Bronchogenic tissue and clusters of pancreatic (clusters of pink cells) are evident in this teratoma.
Another image demonstrates mucin producing respiratory-type epithelium and pancreatic acinar tissue. The latter is quite common in mediastinal teratoma.
A different case is devoid of epithelium but contains a hair shaft. The lining is replaces by a brisk lymphohistocytic infiltrate and there is debris in the lumen.
The corresponding resection shows a large central cystic space with hair in the lumen.
The mediastinum is the most common extragonadal location for germ cell tumors (GCT). About 5-10% of all germ cell tumors are found in the mediastinum. Furthermore, primary GCTs comprise up to 20% of all mediastinal tumors. Teratomas are most common (44%), followed by seminomas (37%).1,2
The anterior mediastinum is the commonest site for intrathoracic teratoma. Teratomas consist of tissue from at least two of the three primitive germ layers (although monodermal teratomas have been described). The majority of mediastinal teratomas are mature teratomas that are histologically benign. If a teratoma contains neuroepithelial elements, it is regarded as immature and malignant. In children, the prognosis is quite favorable, but it can often recur or metastasize.
Interestingly, while pancreatic tissue is quite rare in gonadal teratomas, it is commonly found in mediastinal teratomas. Furthermore, compared to gonadal teratomas, medistinal teratomas are more likely to be associated with a malignant component such as a malignant GCT (seminoma, yolk sac tumor or embryonal carcinoma) or a somatic malignancy (sarcoma, carcinoma).1
It must be noted that occasionally, mediastinal GCTs including teratomas are associated with hematologic malignancies such as acute myelogenous leukemia. This is not due to chemotherapy or radiation of the mediastinal tumor. In fact, shared chromosomal abnormalities between the GCT and the hematologic malignancy suggests that they share a common origin, possibly a pluripotent precursor cell in the GCT.1,2
Mediastinal GCTs occur only in males with the exception of medistinal teratomas, which affect both genders equally. Note that prior to puberty, mediastinal GCTs are predominately teratomas or yolk sac tumors, however, after puberty, all types of GCTs are seen.1
These can arise in any age, and the most common range is 20-40 years. Most are asymptomatic. If symptomatic, like other mediastinal masses, presenting symptoms include cough, dyspnea, and chest pain. Rarely, digestive enzymes secreted by intestinal mucosa or pancreatic tissue found in the teratoma can lead to the rupture of the bronchi, pleura, pericardium, or lung. A thankfully rare presentation is trichophysis (coughing up of hair) due to development of hair in a mature teratoma.1
On chest XRay, teratomas are well-defined, round, or lobulated masses, and up to 26% are calcified. These tumors typically are midline or paraxial.
Surgical resection. The tumor may be adherent to adjacent structures, necessitating resection of the pericardium, pleura, or lung.
For mature teratomas, there is excellent long-term cure with little chance of recurrence with complete resection. When complete resection is impossible, partial resection still usually leads to symptom relief, frequently without relapse.

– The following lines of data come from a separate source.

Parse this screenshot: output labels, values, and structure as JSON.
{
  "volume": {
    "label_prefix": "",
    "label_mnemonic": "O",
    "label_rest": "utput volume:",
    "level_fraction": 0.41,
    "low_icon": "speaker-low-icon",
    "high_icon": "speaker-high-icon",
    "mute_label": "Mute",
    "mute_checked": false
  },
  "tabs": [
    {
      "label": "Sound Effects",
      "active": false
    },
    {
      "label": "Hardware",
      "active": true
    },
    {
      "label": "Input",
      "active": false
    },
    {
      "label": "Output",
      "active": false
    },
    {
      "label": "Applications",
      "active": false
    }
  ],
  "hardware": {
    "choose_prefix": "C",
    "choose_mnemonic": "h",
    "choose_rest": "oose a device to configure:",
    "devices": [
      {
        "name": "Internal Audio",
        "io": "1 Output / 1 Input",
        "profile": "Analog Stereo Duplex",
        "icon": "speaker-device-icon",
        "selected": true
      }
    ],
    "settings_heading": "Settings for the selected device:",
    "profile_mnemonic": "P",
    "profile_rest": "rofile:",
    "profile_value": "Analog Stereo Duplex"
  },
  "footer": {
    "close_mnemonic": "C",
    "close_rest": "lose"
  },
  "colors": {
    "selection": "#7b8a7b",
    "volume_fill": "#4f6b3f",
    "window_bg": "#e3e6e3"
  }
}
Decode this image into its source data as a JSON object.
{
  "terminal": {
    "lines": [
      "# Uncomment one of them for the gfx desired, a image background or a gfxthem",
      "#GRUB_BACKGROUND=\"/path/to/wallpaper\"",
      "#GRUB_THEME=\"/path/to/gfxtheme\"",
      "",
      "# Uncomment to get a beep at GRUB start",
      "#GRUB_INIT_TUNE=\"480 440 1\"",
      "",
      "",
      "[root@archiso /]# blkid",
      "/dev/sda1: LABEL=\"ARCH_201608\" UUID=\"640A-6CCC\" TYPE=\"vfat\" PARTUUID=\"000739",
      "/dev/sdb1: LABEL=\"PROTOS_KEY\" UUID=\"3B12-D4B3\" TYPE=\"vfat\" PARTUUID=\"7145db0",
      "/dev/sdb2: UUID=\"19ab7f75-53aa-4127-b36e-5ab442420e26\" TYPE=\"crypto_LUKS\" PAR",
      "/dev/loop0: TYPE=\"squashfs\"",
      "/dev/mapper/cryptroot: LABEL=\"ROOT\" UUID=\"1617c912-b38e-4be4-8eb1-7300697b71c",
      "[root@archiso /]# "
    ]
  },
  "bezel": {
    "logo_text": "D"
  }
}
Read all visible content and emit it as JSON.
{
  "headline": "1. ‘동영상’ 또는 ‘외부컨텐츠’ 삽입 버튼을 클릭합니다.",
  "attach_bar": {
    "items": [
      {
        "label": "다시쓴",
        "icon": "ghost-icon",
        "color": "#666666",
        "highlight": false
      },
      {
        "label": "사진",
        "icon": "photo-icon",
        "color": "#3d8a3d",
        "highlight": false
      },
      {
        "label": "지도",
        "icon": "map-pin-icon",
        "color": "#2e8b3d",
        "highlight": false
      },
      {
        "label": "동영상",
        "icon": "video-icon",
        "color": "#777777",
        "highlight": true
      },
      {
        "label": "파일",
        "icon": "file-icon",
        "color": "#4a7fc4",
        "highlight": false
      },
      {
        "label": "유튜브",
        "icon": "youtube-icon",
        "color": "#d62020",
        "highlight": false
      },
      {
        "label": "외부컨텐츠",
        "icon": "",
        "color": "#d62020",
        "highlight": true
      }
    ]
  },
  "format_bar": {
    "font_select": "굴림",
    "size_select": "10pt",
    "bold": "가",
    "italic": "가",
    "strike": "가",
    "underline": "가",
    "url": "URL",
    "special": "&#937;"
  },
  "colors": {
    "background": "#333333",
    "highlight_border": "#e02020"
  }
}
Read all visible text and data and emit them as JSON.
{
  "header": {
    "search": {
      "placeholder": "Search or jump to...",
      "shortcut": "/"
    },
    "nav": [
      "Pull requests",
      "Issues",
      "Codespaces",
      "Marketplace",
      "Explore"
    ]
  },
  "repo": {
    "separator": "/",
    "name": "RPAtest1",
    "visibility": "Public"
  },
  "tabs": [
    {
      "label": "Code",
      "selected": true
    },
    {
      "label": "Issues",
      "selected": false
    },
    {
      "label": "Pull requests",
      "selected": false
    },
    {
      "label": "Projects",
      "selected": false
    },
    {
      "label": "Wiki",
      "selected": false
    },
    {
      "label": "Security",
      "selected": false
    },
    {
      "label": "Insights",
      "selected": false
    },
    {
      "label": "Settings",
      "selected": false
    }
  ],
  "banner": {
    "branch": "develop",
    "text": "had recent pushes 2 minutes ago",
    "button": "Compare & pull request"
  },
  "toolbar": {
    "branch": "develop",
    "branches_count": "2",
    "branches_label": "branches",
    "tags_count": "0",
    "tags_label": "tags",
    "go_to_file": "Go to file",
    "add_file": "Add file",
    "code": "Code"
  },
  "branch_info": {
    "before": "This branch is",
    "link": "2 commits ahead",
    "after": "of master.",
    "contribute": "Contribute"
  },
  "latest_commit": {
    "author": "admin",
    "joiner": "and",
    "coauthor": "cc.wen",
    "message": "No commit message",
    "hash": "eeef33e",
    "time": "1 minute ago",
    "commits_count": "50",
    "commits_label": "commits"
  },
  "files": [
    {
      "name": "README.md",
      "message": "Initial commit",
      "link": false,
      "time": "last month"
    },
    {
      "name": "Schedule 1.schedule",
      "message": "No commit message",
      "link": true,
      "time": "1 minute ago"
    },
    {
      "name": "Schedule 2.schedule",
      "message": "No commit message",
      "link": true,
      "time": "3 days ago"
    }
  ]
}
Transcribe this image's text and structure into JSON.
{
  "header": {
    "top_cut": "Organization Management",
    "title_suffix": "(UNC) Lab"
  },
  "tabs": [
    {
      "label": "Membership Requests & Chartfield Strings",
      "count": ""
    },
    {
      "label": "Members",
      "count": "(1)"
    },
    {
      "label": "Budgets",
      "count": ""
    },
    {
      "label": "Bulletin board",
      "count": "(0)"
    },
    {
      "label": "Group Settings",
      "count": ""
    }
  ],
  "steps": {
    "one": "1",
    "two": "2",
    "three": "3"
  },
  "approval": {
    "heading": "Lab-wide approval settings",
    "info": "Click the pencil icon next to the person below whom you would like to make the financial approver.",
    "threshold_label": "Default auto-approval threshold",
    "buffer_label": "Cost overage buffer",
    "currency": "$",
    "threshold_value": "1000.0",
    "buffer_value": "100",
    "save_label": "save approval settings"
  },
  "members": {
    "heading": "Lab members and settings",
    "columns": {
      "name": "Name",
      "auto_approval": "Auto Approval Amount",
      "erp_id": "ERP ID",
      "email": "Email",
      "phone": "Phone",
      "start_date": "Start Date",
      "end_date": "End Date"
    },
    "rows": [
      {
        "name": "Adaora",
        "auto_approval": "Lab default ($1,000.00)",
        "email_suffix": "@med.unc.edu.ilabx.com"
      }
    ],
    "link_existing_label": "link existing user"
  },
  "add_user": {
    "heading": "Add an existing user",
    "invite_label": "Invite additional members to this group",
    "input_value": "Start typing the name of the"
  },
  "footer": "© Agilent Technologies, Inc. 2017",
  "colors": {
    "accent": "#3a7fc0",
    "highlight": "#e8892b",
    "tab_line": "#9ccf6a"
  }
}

For teratomas with a malignant GCT component or somatic-type carcinoma, the survival rate drops to 50%. For teratomas with a somatic-type sarcoma component, the outlook is dismal as 80% of patients die within 2 years. These tumors would be labled "mature teratoma with carcinomatous or sarcomatous transformation".1,2
1 Fletcher CDM, ed. Diagnostic Histopathology of Tumors. 3rd Ed. Philadelphia, PA: Elsevier; 2007: 1340-2.
2 Mills SE, ed. Sternberg's Diagnostic Surgical Pathology. 5th ed. Philadelphia, PA: Lippincoott Williams & Wilkins; 2009: 1126-7.